Every year during April through Oct, all (4) Westlake 16" 110 PSI tires go from 105 psi(what I run them at) to 90 psi, consistently. Is it normal for tires to lose tire pressure over a 7 month span?
Great picture!
No, it’s not normal to have all the tires drop pressure like that over that time span in my experience, my Sailuns that I run at 100 PSI haven’t needed air in over a year, they do fluctuate a bit with varying cold temps but no bleed down like you are seeing.
It hasn’t been cold enough here SE PA yet to need winterizing, close but not yet and we too are heading South to TX shortly, our trip is only unit mid December so I will be draining, blowing out and adding the pink stuff on the way home.

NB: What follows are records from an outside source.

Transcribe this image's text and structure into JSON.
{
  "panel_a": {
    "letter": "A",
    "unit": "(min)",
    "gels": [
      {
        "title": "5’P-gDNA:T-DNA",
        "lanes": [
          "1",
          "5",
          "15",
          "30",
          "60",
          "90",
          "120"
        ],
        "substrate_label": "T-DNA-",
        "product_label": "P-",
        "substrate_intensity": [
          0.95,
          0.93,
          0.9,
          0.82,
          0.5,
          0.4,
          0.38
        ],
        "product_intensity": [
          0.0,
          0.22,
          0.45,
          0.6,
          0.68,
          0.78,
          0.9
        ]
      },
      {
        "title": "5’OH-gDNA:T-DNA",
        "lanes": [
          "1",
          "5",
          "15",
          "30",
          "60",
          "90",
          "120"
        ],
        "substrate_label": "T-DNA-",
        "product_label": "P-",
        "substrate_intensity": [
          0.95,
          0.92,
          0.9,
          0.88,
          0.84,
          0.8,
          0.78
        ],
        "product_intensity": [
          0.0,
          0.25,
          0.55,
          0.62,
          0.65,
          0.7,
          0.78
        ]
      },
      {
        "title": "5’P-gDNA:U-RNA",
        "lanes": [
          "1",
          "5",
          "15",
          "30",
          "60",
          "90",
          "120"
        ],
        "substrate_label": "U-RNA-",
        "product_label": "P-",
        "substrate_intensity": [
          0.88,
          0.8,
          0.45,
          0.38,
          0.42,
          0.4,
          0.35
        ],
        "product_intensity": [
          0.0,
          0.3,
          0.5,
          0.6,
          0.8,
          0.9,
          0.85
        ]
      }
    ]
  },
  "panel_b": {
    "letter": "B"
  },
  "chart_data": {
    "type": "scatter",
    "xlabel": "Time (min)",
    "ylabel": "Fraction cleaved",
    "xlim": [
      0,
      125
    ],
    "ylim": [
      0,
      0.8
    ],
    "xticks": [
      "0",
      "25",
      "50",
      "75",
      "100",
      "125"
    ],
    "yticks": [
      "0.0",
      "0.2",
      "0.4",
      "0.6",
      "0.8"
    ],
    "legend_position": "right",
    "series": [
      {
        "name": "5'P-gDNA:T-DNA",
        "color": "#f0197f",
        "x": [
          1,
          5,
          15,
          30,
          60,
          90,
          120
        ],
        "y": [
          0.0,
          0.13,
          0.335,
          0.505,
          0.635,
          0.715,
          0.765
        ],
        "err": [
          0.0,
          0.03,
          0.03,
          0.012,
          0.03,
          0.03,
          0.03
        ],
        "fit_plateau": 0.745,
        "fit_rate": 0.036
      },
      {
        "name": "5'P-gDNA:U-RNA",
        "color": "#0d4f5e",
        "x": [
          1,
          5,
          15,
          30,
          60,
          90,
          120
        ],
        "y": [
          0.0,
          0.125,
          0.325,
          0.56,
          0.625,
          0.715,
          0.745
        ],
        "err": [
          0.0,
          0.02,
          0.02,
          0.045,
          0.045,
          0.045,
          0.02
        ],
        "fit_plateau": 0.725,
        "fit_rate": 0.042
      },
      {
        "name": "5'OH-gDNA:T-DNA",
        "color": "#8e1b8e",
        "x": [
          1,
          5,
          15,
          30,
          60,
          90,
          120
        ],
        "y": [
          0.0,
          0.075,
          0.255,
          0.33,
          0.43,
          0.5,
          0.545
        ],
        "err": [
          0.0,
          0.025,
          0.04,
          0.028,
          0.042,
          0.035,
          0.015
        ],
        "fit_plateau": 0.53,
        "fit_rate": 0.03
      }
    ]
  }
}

I winterized last week but will dewinterize in Dec for a two week vacation to somewhere Alabama this year.
We typically dont worry about travel accross frozen states as there is enough heat inside during the transport and the hot water heater is hot from the whole nights use.
We travel with 100 gal fresh water tank and will usually fill it pretty full.
the next planned trip probably full so we have water on the return leg from home,
I disagree. It would be perfectly normal for the tires to lose 10% or so air pressure over a 7 month period. Especially when going from summer to cooler weather. Every fall I need to add anywhere from 4-7 pounds in each tire on the wife’s Expedition and my Denali PU.
Question is, what are the tire temps when filled, and what are they when the PSI is down? The tires on my F-450 can gain and lose almost 10 PSI from sitting in a cold garage to the end of a 60 mile trip. They all lost over 5 PSI from when they were topped off on a 70* day to when temps dropped to 30-40*. My TST is always alarming in the morning.
Adding: The higher the tire pressures, the more they do tend to fluctuate. You normally wont see such a great variance in tires that rate 50 PSI or lower, but you will with tires rated over 100 PSI.
^^ That's a good point.
Temp when last inflated to 105 psi was 78 deg in Texas in April. Then we came home, took another short trip to WA state and then the RV sat until I checked the tires, temp then was 50 deg. We had temps between 25 and 105 here in MT from April to Sep.